Tengo una nena de dos años y ahora mismo creo que veo más a mi hija que una persona que trabaje en horario partido de ocho de la mañana a siete de la tarde. Yo me voy a las nueve o diez de la noche de mi casa, cuando la niña ya está en la cama y estoy todo el día con ella. Cuando llega su hora de irse a acostar es cuando yo me voy . Luego regreso a casa a las siete de la mañana, cuando todavía está durmiendo. Tengo mi rato de relajación, puedo dormir un poco y después de la hora de comer estoy a tope con la niña. Aunque también es cierto que es más cansado el trabajo de noche yo lo llevo bien.

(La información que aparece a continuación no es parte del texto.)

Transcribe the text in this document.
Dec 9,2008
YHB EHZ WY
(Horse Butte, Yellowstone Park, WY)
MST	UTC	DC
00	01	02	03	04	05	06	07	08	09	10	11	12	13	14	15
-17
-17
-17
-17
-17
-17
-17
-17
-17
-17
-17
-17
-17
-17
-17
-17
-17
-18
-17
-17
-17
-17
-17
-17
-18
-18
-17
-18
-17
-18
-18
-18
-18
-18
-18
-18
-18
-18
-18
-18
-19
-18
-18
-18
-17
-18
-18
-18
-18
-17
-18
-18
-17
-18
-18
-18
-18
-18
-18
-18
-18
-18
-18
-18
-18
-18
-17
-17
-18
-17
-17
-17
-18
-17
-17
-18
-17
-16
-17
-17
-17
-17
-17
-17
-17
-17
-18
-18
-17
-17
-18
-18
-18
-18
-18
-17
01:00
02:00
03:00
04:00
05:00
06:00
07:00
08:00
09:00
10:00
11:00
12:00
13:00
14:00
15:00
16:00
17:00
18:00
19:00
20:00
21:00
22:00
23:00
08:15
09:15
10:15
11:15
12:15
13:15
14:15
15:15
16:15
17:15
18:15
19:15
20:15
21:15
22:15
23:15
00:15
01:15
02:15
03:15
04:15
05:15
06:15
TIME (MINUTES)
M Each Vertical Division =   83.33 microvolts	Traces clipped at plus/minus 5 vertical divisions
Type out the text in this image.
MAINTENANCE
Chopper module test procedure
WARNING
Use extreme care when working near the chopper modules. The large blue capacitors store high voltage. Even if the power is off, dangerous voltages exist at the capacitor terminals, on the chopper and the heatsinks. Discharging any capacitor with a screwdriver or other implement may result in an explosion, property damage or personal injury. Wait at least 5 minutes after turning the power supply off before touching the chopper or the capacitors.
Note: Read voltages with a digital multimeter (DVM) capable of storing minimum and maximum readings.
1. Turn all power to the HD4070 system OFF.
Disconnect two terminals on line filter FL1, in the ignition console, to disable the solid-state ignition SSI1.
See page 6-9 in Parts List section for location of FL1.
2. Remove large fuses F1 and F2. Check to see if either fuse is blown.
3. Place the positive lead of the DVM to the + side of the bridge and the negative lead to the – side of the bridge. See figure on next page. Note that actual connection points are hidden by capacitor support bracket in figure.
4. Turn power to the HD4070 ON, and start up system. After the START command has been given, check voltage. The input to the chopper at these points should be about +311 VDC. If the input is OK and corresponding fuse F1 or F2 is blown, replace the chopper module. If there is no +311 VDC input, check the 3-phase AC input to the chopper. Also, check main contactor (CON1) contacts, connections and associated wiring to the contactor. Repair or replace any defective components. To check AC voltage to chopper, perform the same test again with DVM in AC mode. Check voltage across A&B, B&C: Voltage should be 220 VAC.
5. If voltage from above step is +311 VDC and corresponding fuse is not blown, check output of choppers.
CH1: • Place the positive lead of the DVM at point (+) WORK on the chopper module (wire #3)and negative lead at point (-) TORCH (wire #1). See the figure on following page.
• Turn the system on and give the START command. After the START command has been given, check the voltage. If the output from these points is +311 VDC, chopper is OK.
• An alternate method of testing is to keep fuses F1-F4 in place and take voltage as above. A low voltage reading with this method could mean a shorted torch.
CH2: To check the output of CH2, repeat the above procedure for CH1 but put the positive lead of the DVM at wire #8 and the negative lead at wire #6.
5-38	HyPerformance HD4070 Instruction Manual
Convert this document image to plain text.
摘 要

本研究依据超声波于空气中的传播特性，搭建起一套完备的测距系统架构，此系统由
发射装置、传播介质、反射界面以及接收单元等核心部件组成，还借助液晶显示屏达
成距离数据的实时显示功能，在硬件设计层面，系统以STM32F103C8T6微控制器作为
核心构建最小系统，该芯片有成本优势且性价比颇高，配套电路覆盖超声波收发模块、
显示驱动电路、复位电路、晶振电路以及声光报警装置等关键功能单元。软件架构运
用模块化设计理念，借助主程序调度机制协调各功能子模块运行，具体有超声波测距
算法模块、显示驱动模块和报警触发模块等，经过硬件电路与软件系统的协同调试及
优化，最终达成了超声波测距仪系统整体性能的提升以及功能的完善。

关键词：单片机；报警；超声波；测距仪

Entonces esa imagen del barman un poco canalla, ligón y amante de la noche ¿es un mito?
Hay un poco de todo -ríe- los mitos vienen de algún sitio y siempre hay algo de cierto en ellos pero no todo. En mi caso es más mito que realidad.

¿En su trabajo se cumple la máxima de no beber durante las horas laborables?
Por supuesto, a veces te puedes tomar una cerveza pero hay que saber que se está trabajando y no de fiesta. Eso sí cada uno tiene que saber cuáles son sus límites. Hay que ser consciente de que no estás de fiesta, estás trabajando. Creo que lo de beber es más de la antigua escuela con la que yo me he criado. Es cierto que antes se bebía más. También se cierto que a veces resulta difícil.

Para terminar, ¿cuáles son los ingredientes del barman perfecto?
Mucho tacto con la gente yo creo y luego el intentar, no averiguar, pero sí el saber aconsejar al cliente que a lo ¡mejor no sabe que beber e intentar darle algo que le vaya a gustar. Por supuesto tener mucha mano izquierda. para saber llevar a la gente. Hay que saber escuchar al cliente y, sobre todo, hacer todo lo posible para que se sientan a gusto. Hay que intentar que el rato que el cliente esté aquí se olvide un poco de todo y disfrute del momento.